Too much of our lives get left behind for the sake of expediency and to make room for other priorities. Our faith, our religion, how and when (or if) we approach the Bible, all suffer in the same way. When we first “discover God” we are filled with a child-like wonder at the thrill of seeing the “engineer” in the cab of this massive, diesel machine, slowly crossing in front of us, allowing us just a taste of the power and rumbling majesty He controls.
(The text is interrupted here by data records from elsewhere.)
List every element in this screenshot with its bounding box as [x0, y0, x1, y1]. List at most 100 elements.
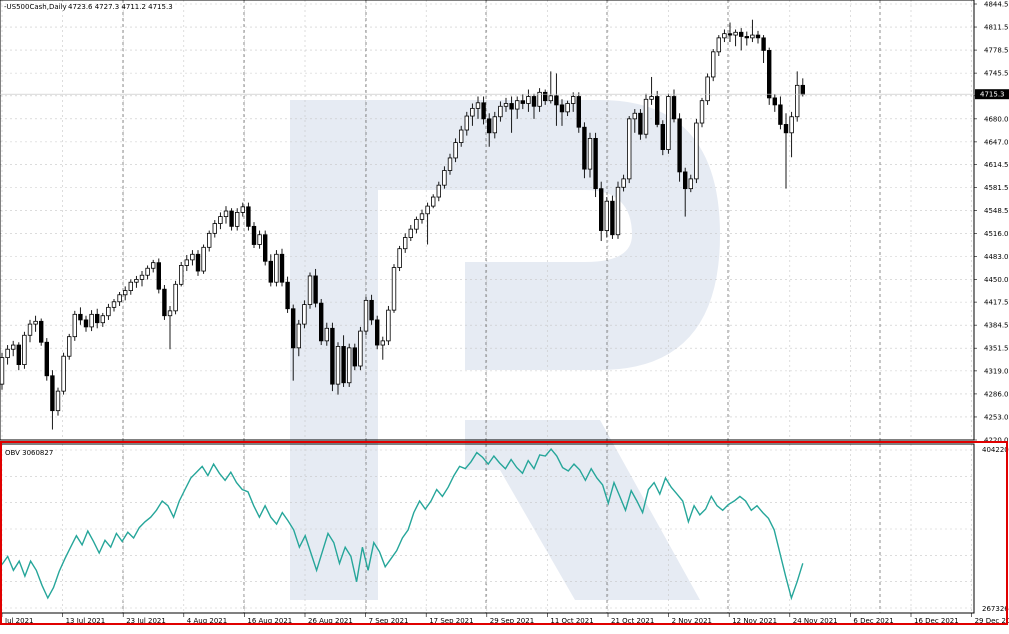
candle-body-bull [458, 129, 464, 143]
candle-body-bull [408, 228, 413, 238]
candle [27, 319, 33, 343]
candle [251, 222, 257, 249]
candle [582, 122, 587, 179]
time-axis-label: 16 Dec 2021 [914, 617, 959, 625]
candle [156, 258, 161, 294]
candle-body-bear [767, 50, 772, 99]
candle-body-bear [800, 84, 805, 95]
candle-body-bull [515, 100, 520, 110]
time-axis-label: 12 Nov 2021 [732, 617, 777, 625]
time-axis-label: 13 Jul 2021 [66, 617, 106, 625]
candle [615, 181, 621, 239]
candle-body-bull [167, 310, 173, 317]
candle [666, 93, 671, 154]
current-price-box [975, 89, 1009, 100]
candle [498, 101, 503, 122]
time-axis-label: 21 Oct 2021 [611, 617, 654, 625]
price-axis-label: 4516.0 [984, 230, 1009, 238]
candle [296, 319, 301, 357]
candle-body-bear [660, 124, 665, 150]
candle-body-bull [442, 170, 447, 186]
candle-body-bear [727, 33, 733, 36]
obv-line [1, 448, 804, 601]
candle-body-bear [369, 299, 374, 321]
candle [643, 93, 649, 139]
candle-body-bull [694, 122, 699, 180]
candle-body-bear [229, 210, 234, 227]
candle-body-bull [414, 218, 419, 230]
candle [520, 94, 525, 110]
candle-body-bull [688, 178, 693, 190]
candle-body-bull [795, 84, 800, 118]
candle-body-bull [380, 340, 385, 346]
candle-body-bull [436, 184, 441, 198]
candle [218, 212, 223, 230]
candle [89, 310, 94, 332]
candle [201, 244, 206, 274]
candle-body-bull [150, 262, 156, 269]
time-axis-label: 6 Dec 2021 [853, 617, 893, 625]
candle-body-bear [761, 37, 766, 51]
candle [789, 111, 794, 158]
candle [554, 73, 559, 126]
candle [481, 96, 486, 125]
time-axis-label: 2 Nov 2021 [672, 617, 712, 625]
candle-body-bull [627, 118, 632, 180]
candle-body-bear [195, 253, 201, 272]
candle-body-bull [274, 253, 279, 283]
time-axis-label: 29 Sep 2021 [490, 617, 534, 625]
price-axis-label: 4384.5 [984, 322, 1009, 330]
price-axis-label: 4548.5 [984, 207, 1009, 215]
candle-body-bear [520, 100, 525, 104]
candle [5, 345, 10, 365]
candle-body-bear [279, 253, 285, 283]
candle-body-bear [778, 104, 783, 125]
candle-body-bull [257, 234, 262, 245]
candle [587, 132, 593, 178]
candle-body-bear [610, 200, 615, 236]
candle-body-bull [212, 223, 217, 234]
candle-body-bear [162, 288, 167, 317]
candle [627, 116, 632, 184]
candle-body-bull [666, 96, 671, 150]
candle-body-bear [783, 124, 789, 134]
candle-body-bull [22, 334, 27, 365]
candle-body-bear [78, 313, 83, 321]
candle [50, 370, 55, 430]
candle [531, 93, 537, 119]
candle-body-bear [531, 96, 537, 107]
candle [442, 166, 447, 189]
candle [391, 264, 397, 313]
candle-body-bull [750, 34, 755, 39]
candle [509, 96, 514, 133]
candle [559, 99, 565, 126]
candle-body-bull [571, 96, 576, 104]
obv-indicator-label: OBV 3060827 [5, 449, 53, 457]
candle-body-bull [55, 390, 61, 412]
candle-body-bull [89, 313, 94, 328]
candle-body-bull [565, 103, 570, 113]
candle-body-bull [145, 267, 150, 276]
candle-body-bull [5, 348, 10, 359]
candle [722, 29, 727, 43]
candle [346, 343, 352, 387]
candle [363, 296, 369, 336]
candle-body-bear [543, 91, 548, 102]
candle-body-bull [503, 103, 509, 107]
candle-body-bear [50, 375, 55, 412]
candle [229, 208, 234, 231]
price-axis-label: 4778.5 [984, 47, 1009, 55]
candle-body-bull [789, 116, 794, 134]
candle [150, 259, 156, 273]
candle-body-bull [240, 206, 245, 213]
candle [262, 230, 268, 266]
candle [352, 343, 357, 371]
candle [145, 265, 150, 280]
candle [447, 153, 453, 175]
candle [128, 279, 133, 295]
candle [234, 208, 240, 231]
candle-body-bull [711, 51, 716, 78]
candle [699, 97, 705, 128]
price-axis-label: 4319.0 [984, 367, 1009, 375]
candle-body-bear [481, 102, 486, 120]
Then we get older, more experienced, more used to seeing trains, more used to ignoring them, until we hardly notice when they start to fade away, maybe not as an overall presence, but in their sense of importance. Once the shine and luster begins to fade, it takes a lot of effort to get it back. Sometimes it never returns and all we have are half-memories that are more like vague feelings than the recall of what we actually said or did.

Who is God to us then?

I know. Odd thoughts for a person just having returned home from a wedding and three days of celebrating with family. But after visiting family in Portland and Cannon Beach and visiting relatives at their home outside of Washougal, Washington, I find myself thinking more of what has been lost than anything that’s been gained. I don’t know why I started hearing Arlo Guthrie singing “The City of New Orleans” in my head. He just started as I was driving home this morning, while I was leaving the Columbia Gorge behind, and I started writing this blog in my imagination as I listened to the lyrics.

And all the towns and people seem
To fade into a bad dream
And the steel rails still ain’t heard the news.
The conductor sings his song again,
The passengers will please refrain
This train’s got the disappearing railroad blues.

Good night, America, how are you?
Don’t you know me I’m your native son,
I’m the train they call The City of New Orleans,
I’ll be gone five hundred miles when the day is done.